Pollution plastique dans l’Océan : Quels sont les leviers d’action de la Fondation Tara Océan ?

Des pôles à l'Équateur, les échantillons Tara ont tous un élément commun: la présence de plastique. Partout, la biodiversité marine cohabite désormais avec des particules plastiques invisibles à l'œil nu, se confondant avec les organismes planctoniques que nous tentons de comprendre. Cette problématique est donc désormais au cœur des missions de la Fondation Tara Océan. Citoyens, politiques et industriels : tous sont à mobiliser pour parvenir collectivement à des solutions à la hauteur de l’enjeu.

Qu’est-ce que le plastique ?

Le plastique n’est pas un matériau unique. Il en existe des milliers aux propriétés visuelles, mécaniques et techniques très variées. Cette diversité de propriétés physiques s’explique de deux manières. D’abord par la diversité initiale de polymères plastiques comme le polypropylène (PP), le polystyrène (PS), le polychlorure de vinyle (PVC) ou encore le polyéthylène (PET). Puis, par les centaines d’additifs chimiques ajoutés à ces polymères pour leur conférer leurs propriétés techniques finales (transparence, souplesse, imperméabilité, etc…). La combinaison de ces polymères et adjuvants permet d’obtenir au final une quantité de plastiques presque infinie.

Infographie sur les types de plastique par la Fondation Tara Océan
Exposition « Plastique en mer les solutions sont à terre » © Fondation Tara Océan

Quels sont les avantages de la matière plastique ? 

La majorité des polymères initiaux utilisés pour la production de plastique sont aujourd’hui issus de la transformation du pétrole et leurs coûts de production sont particulièrement faibles. Ce prix avantageux combiné à la diversité de propriétés qu’ils peuvent offrir ont permis aux plastiques de supplanter massivement le verre, le bois, le verre et même les fibres textiles dans la plupart des usages. De surcroît, cette domination du plastique sur le marché est accentuée par un système de consommation poussant à l’usage unique et la réduction des coûts.

Quelles sont les problématiques causées par les plastiques ? 

Cette diversité infinie de plastiques et les difficultés de collectes sélectives rendent la grande majorité des plastiques impossibles à recycler aujourd’hui et même dans les vingt années à venir. En France, 73,6 % des plastiques sont enfouis en décharges ou incinérés émettant ainsi des polluants encore mal compris vers l’air, l’eau et les sols.
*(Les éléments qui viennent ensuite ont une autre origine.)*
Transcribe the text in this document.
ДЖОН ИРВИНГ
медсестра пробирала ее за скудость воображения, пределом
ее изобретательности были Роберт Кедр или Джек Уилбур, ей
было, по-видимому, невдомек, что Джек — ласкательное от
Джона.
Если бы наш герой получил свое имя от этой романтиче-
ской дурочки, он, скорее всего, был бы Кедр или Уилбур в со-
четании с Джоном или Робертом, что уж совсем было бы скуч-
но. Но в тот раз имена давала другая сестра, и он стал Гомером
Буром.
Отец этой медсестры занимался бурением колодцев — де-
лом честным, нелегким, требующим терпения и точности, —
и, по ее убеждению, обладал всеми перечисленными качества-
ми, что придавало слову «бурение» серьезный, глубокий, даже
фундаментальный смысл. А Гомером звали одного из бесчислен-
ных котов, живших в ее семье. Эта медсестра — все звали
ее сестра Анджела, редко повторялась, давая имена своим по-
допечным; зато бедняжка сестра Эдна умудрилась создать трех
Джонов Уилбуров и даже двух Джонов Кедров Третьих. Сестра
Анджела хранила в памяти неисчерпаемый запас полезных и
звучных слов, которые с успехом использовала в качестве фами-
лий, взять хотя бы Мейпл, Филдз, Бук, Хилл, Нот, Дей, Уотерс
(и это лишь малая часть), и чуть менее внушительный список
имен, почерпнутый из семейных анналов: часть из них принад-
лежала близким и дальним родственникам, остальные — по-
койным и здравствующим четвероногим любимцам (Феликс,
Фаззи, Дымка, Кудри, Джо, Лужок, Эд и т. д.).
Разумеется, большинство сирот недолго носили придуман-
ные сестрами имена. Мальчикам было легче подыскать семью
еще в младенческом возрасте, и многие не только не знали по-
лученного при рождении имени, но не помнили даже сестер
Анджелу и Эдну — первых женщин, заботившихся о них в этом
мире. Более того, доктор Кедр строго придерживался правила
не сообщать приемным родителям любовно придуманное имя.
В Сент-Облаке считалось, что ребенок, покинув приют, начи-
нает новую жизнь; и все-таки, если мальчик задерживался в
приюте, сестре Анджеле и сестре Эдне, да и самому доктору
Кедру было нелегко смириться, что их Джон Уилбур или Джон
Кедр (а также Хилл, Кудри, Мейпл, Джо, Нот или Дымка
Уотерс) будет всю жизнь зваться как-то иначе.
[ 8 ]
Même les plastiques les plus recyclables, comme le polyéthylène (PET), ne sont que très peu recyclés : actuellement, à peine plus de la moitié des bouteilles d’eau PET est recyclée.

Infographie sur la pollution par les plastiques par la Fondation Tara Océan
Exposition plastique en mer les solutions sont à terre © Fondation Tara Océan

Mais le flux de plastique vers l’Océan n’est pas simplement composé des fuites de déchets non collectés. Exposés aux conditions météorologiques comme la pluie, le vent, la grêle, ou aux seuls rayons du soleil, les objets plastiques libèrent par usure des particules microplastiques. Cette usure, minime à l’échelle de l’objet ou de l’installation seule, représente au final un flux gigantesque à l’échelle de l’ensemble des installations plastiques aujourd’hui en place. Ainsi, à chaque intempérie, l’eau de ruissellement se charge en microplastiques provenant des terrains de sports synthétiques, des aires de jeux, des gommes de pneus laissés sur les routes aux passages des véhicules, des peintures de voitures ou encore des toits en polycarbonate ondulé ; et les transportent dans les sols ou les cours d’eau qui terminent leur course dans l’Océan.

Pourquoi la pollution plastique est-elle problématique pour l’Océan ?

Tous les plastiques n’ont pas le même impact pour les écosystèmes marins. Il existe autant de niveaux de toxicités que de plastiques. Néanmoins, tous sont nocifs.

Les impacts les plus visibles sont ceux des macroplastiques que les poissons, les tortues, les oiseaux et les mammifères marins peuvent ingérer ou dans lesquels ils se retrouvent piégés. Mais cette pollution ne représente qu’une part infime du flux plastique qui arrive dans l’Océan. L’immense majorité arrive sous forme de microplastiques mesurant entre cinq millimètres et quelques centaines de nanomètres, voire de nanoplastiques, plus petits qu’un micromètre. Ce flux invisible expose les écosystèmes marins à une nouvelle toxicité, que nous continuons de découvrir. Car les plastiques à l’état microscopique ont des impacts bien différents sur les organismes. Certains plastiques ayant été jugés peu problématiques à l’état macroscopique, sont aujourd’hui l’objet d’études révélant des effets dramatiques une fois considérés à l’état de microplastiques. C’est le cas, par exemple, du polystyrène.

Une pollution visible dès le premier maillon de la chaîne alimentaire 

Les effets des plastiques sont observables à toutes les échelles des écosystèmes marins. La présence de certains microplastiques dans l’eau provoque un stress des microalgues constituant le premier échelon de la chaîne alimentaire. Face à ce stress, elles consomment leurs réserves d’énergie qu’elles avaient emmagasinées afin de maintenir leur fonctionnement cellulaire. En consommant ces réserves, elles appauvrissent leur caractère nutritif pour le zooplancton ou les poissons qui les consomment : en ingérant la même quantité de microalgues, l’apport en énergie pour leurs prédateurs est nettement inférieur. Ainsi, la présence de microplastiques dans l’eau menace la structure de l’ensemble de l’écosystème, et à terme les ressources halieutiques dont dépendent des milliards de personnes sur Terre.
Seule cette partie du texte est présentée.